Not having a lot of far-in-the-future timers has another benefit: the current (2^32 - 1) limitation for timer intervals will no longer apply. The timer will be used as a periodic tick process that finds out what messages are up for re-publishing, loads their metadata and hands it all off to a different process. This way, if someone wants to delay a message for more than ≈ 24 days, they will be able to do it, even though I would still not recommend it.

If I understand correctly, the latest design supports more than 24 days. But I am unsure about the limit. I am considering using the RabbitMQ delay message plug-in for my project which needs a delay of 300 days, would rabbit still be the best solution for me?

I am also curious about what's the size limit on the exchange. In my use case, I would need to put over 10k-20k messages into the exchange with various delays. Would the messages still be persisted (remain in the exchange) if rabbit server went down.
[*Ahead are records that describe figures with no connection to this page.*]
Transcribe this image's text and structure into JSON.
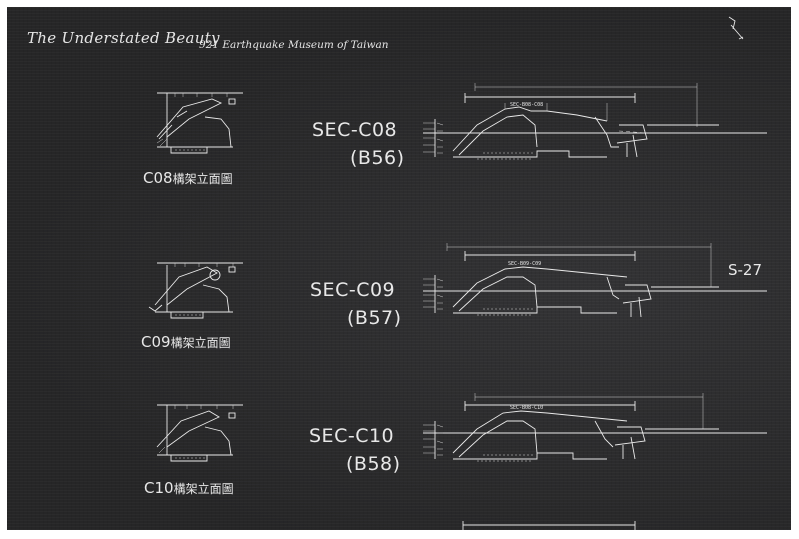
{
  "watermark": {
    "script_text": "The Understated Beauty",
    "subtitle": "921 Earthquake Museum of Taiwan"
  },
  "sections": [
    {
      "title": "SEC-C08",
      "code": "(B56)",
      "elevation_prefix": "C08",
      "elevation_cjk": "構架立面圖",
      "drawing_label": "SEC-B08-C08"
    },
    {
      "title": "SEC-C09",
      "code": "(B57)",
      "elevation_prefix": "C09",
      "elevation_cjk": "構架立面圖",
      "drawing_label": "SEC-B09-C09"
    },
    {
      "title": "SEC-C10",
      "code": "(B58)",
      "elevation_prefix": "C10",
      "elevation_cjk": "構架立面圖",
      "drawing_label": "SEC-B08-C10"
    }
  ],
  "side_label": "S-27",
  "colors": {
    "board": "#2b2b2c",
    "ink": "#e8e8e8",
    "border": "#ffffff"
  }
}
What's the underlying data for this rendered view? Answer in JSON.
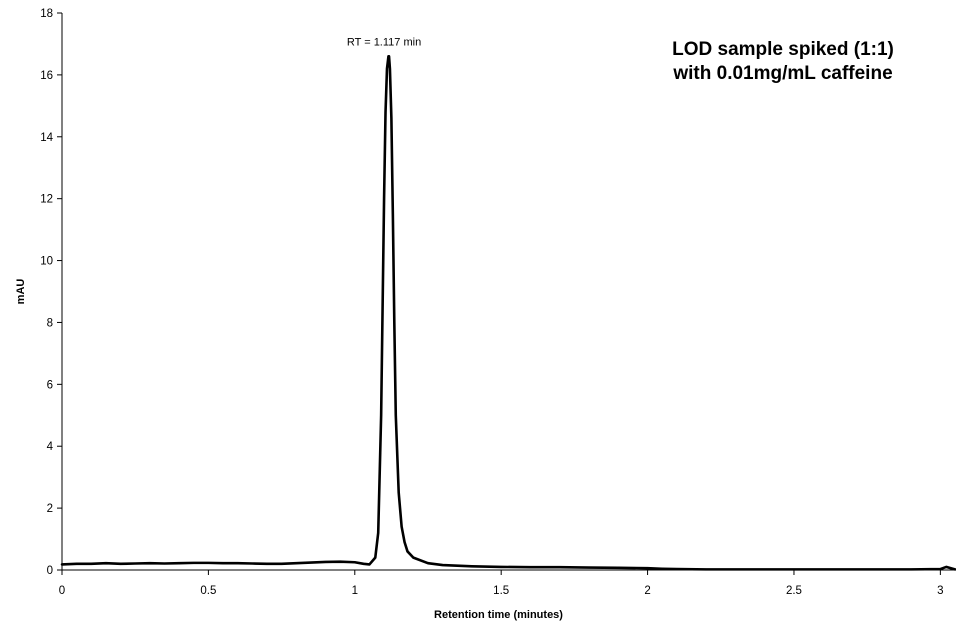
{
  "chart_data": {
    "type": "line",
    "title_lines": [
      "LOD sample spiked (1:1)",
      "with 0.01mg/mL caffeine"
    ],
    "xlabel": "Retention time (minutes)",
    "ylabel": "mAU",
    "xlim": [
      0,
      3.05
    ],
    "ylim": [
      0,
      18
    ],
    "x_ticks": [
      0,
      0.5,
      1,
      1.5,
      2,
      2.5,
      3
    ],
    "x_tick_labels": [
      "0",
      "0.5",
      "1",
      "1.5",
      "2",
      "2.5",
      "3"
    ],
    "y_ticks": [
      0,
      2,
      4,
      6,
      8,
      10,
      12,
      14,
      16,
      18
    ],
    "y_tick_labels": [
      "0",
      "2",
      "4",
      "6",
      "8",
      "10",
      "12",
      "14",
      "16",
      "18"
    ],
    "grid": false,
    "legend": "none",
    "annotation": {
      "text": "RT = 1.117 min",
      "x": 1.117,
      "y": 16.6
    },
    "series": [
      {
        "color": "#000000",
        "x": [
          0,
          0.05,
          0.1,
          0.15,
          0.2,
          0.25,
          0.3,
          0.35,
          0.4,
          0.45,
          0.5,
          0.55,
          0.6,
          0.65,
          0.7,
          0.75,
          0.8,
          0.85,
          0.9,
          0.95,
          1.0,
          1.03,
          1.05,
          1.07,
          1.08,
          1.09,
          1.095,
          1.1,
          1.105,
          1.11,
          1.115,
          1.117,
          1.12,
          1.125,
          1.13,
          1.135,
          1.14,
          1.15,
          1.16,
          1.17,
          1.18,
          1.2,
          1.25,
          1.3,
          1.4,
          1.5,
          1.6,
          1.7,
          1.8,
          1.9,
          2.0,
          2.05,
          2.1,
          2.2,
          2.3,
          2.4,
          2.5,
          2.6,
          2.7,
          2.8,
          2.9,
          3.0,
          3.02,
          3.05
        ],
        "y": [
          0.18,
          0.2,
          0.2,
          0.22,
          0.2,
          0.21,
          0.22,
          0.21,
          0.22,
          0.23,
          0.23,
          0.22,
          0.22,
          0.21,
          0.2,
          0.2,
          0.22,
          0.24,
          0.26,
          0.27,
          0.25,
          0.2,
          0.18,
          0.4,
          1.2,
          5.0,
          8.5,
          12.0,
          14.8,
          16.2,
          16.6,
          16.6,
          16.2,
          14.6,
          11.5,
          8.0,
          5.0,
          2.5,
          1.4,
          0.9,
          0.6,
          0.4,
          0.22,
          0.16,
          0.12,
          0.1,
          0.09,
          0.09,
          0.08,
          0.07,
          0.06,
          0.04,
          0.03,
          0.02,
          0.02,
          0.02,
          0.02,
          0.02,
          0.02,
          0.02,
          0.02,
          0.03,
          0.1,
          0.02
        ]
      }
    ]
  }
}
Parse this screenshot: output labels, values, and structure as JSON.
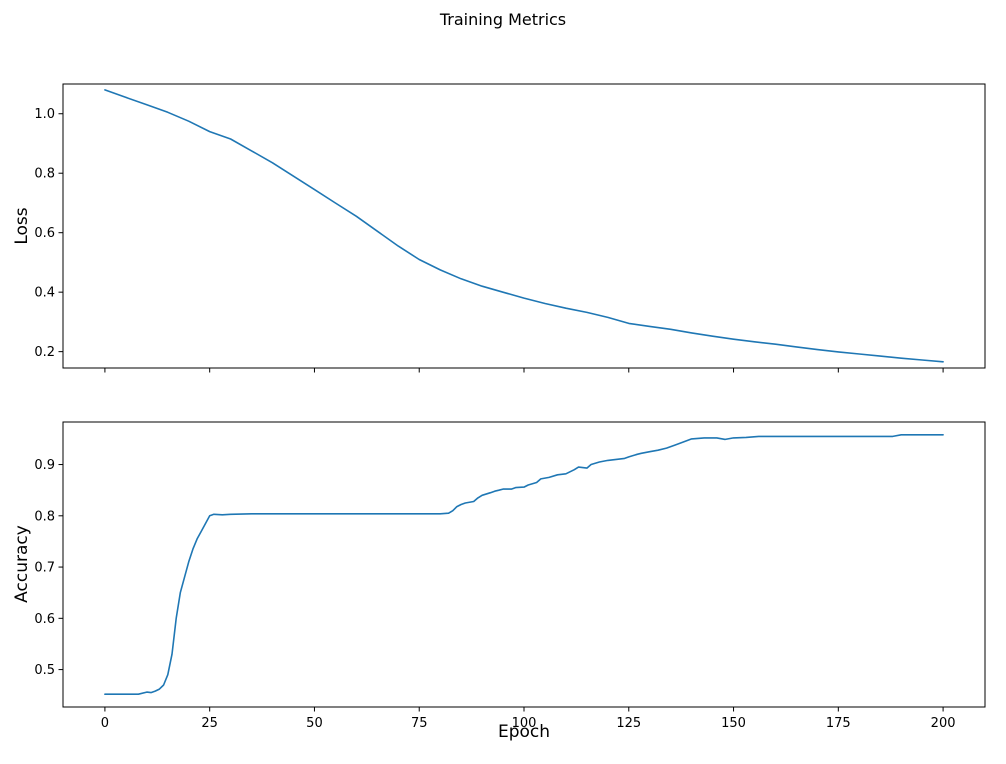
{
  "figure": {
    "title": "Training Metrics",
    "background_color": "#ffffff",
    "line_color": "#1f77b4"
  },
  "chart_data": [
    {
      "type": "line",
      "title": "",
      "xlabel": "",
      "ylabel": "Loss",
      "legend": "none",
      "grid": false,
      "color": "#1f77b4",
      "xlim": [
        -10,
        210
      ],
      "ylim": [
        0.145,
        1.1
      ],
      "xticks": [
        0,
        25,
        50,
        75,
        100,
        125,
        150,
        175,
        200
      ],
      "yticks": [
        0.2,
        0.4,
        0.6,
        0.8,
        1.0
      ],
      "show_x_tick_labels": false,
      "x": [
        0,
        5,
        10,
        15,
        20,
        25,
        30,
        35,
        40,
        45,
        50,
        55,
        60,
        65,
        70,
        75,
        80,
        85,
        90,
        95,
        100,
        105,
        110,
        115,
        120,
        125,
        130,
        135,
        140,
        145,
        150,
        155,
        160,
        165,
        170,
        175,
        180,
        185,
        190,
        195,
        200
      ],
      "y": [
        1.08,
        1.055,
        1.03,
        1.005,
        0.975,
        0.94,
        0.915,
        0.875,
        0.835,
        0.79,
        0.745,
        0.7,
        0.655,
        0.605,
        0.555,
        0.51,
        0.475,
        0.445,
        0.42,
        0.4,
        0.38,
        0.362,
        0.346,
        0.332,
        0.315,
        0.295,
        0.285,
        0.275,
        0.263,
        0.252,
        0.242,
        0.233,
        0.225,
        0.216,
        0.207,
        0.199,
        0.192,
        0.185,
        0.178,
        0.172,
        0.166
      ]
    },
    {
      "type": "line",
      "title": "",
      "xlabel": "Epoch",
      "ylabel": "Accuracy",
      "legend": "none",
      "grid": false,
      "color": "#1f77b4",
      "xlim": [
        -10,
        210
      ],
      "ylim": [
        0.427,
        0.983
      ],
      "xticks": [
        0,
        25,
        50,
        75,
        100,
        125,
        150,
        175,
        200
      ],
      "yticks": [
        0.5,
        0.6,
        0.7,
        0.8,
        0.9
      ],
      "show_x_tick_labels": true,
      "x": [
        0,
        4,
        8,
        10,
        11,
        12,
        13,
        14,
        15,
        16,
        17,
        18,
        19,
        20,
        21,
        22,
        23,
        24,
        25,
        26,
        28,
        30,
        35,
        40,
        50,
        60,
        70,
        80,
        82,
        83,
        84,
        85,
        86,
        88,
        89,
        90,
        92,
        93,
        94,
        95,
        97,
        98,
        100,
        101,
        103,
        104,
        106,
        108,
        110,
        112,
        113,
        115,
        116,
        118,
        120,
        122,
        124,
        125,
        127,
        128,
        130,
        132,
        134,
        136,
        138,
        140,
        143,
        146,
        148,
        150,
        153,
        156,
        158,
        160,
        165,
        170,
        175,
        180,
        185,
        188,
        190,
        195,
        200
      ],
      "y": [
        0.452,
        0.452,
        0.452,
        0.456,
        0.455,
        0.458,
        0.462,
        0.47,
        0.49,
        0.53,
        0.6,
        0.65,
        0.68,
        0.71,
        0.735,
        0.755,
        0.77,
        0.785,
        0.8,
        0.803,
        0.802,
        0.803,
        0.804,
        0.804,
        0.804,
        0.804,
        0.804,
        0.804,
        0.805,
        0.81,
        0.818,
        0.822,
        0.825,
        0.828,
        0.835,
        0.84,
        0.845,
        0.848,
        0.85,
        0.852,
        0.852,
        0.855,
        0.856,
        0.86,
        0.865,
        0.872,
        0.875,
        0.88,
        0.882,
        0.89,
        0.895,
        0.893,
        0.9,
        0.905,
        0.908,
        0.91,
        0.912,
        0.915,
        0.92,
        0.922,
        0.925,
        0.928,
        0.932,
        0.938,
        0.944,
        0.95,
        0.952,
        0.952,
        0.949,
        0.952,
        0.953,
        0.955,
        0.955,
        0.955,
        0.955,
        0.955,
        0.955,
        0.955,
        0.955,
        0.955,
        0.958,
        0.958,
        0.958
      ]
    }
  ]
}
I'd appreciate it very much if you could help me clear the confusion

illotum commented 4 months ago

@Joseph-Zhichao with respect, sounds like you need a database not message broker.

Joseph-Zhichao commented 4 months ago

@illotum thanks for the reply, Alex.

We are trying to explore the options without using a database, but I agree with you!

jarodriguez-itsoft commented 2 weeks ago

Thanks @michaelklishin for the detailed write up!

Have you considered using KeyDB (a Redis open-source branch)? It already supports clustering out-of-the-box and has an interesting mechanism that would avoid you use any timers: you can set keys to expire and be notified via pub/sub when they do (https://docs.keydb.dev/docs/notifications/) Max. expiration time is 64 bit, and can be set in ms or seconds,, so I guess it's more than enough for the requirements ;)

michaelklishin commented 2 weeks ago

@jarodriguez-itsoft asking every RabbitMQ user who uses the plugin today or will its "successor" in Tanzu RabbitMQ to "bring their own Redis" is not realistic. But you are welcome to build a plugin that would be Redis-specific.

jarodriguez-itsoft commented 2 weeks ago

Hi @michaelklishin I understand your point and mostly agree with it, but being able to configure alternative K-V stores would be a great enhancement. I had a quick look over the plugin code and TBH, before adding support to Redis, I think it should be refactored and generalized to separate the current Mnesia logic into an interface we could implement to initialize and use different stores. The timer logic should also be interfaced so it could be replaced by an event-driven mechanism.

I think adding support to Keydb in Erlang is relatively straightforward as erl already has support to Redis, but making a fork can be a pain, not only because of the current codebase being fully dependant on Mnesia but also with the changes you are gonna make regarding schema API modules usage. Having a separated plugin for each store type means the mantiners will need to upgrade it everytime a new Rabbit or delayed-exchange plugin version is released.

I see it working with some optional configuration options which default to whatever K-V engine is decided to be the default one when missing. e.g. "rabbitmq_delayed_exchange_engine" = "redis", "rabbitmq_delated_exchange_connectionstring" = "127.0.0.1:6379", etc... and the plugin using a factory-based initialization of the engine.

What do you think?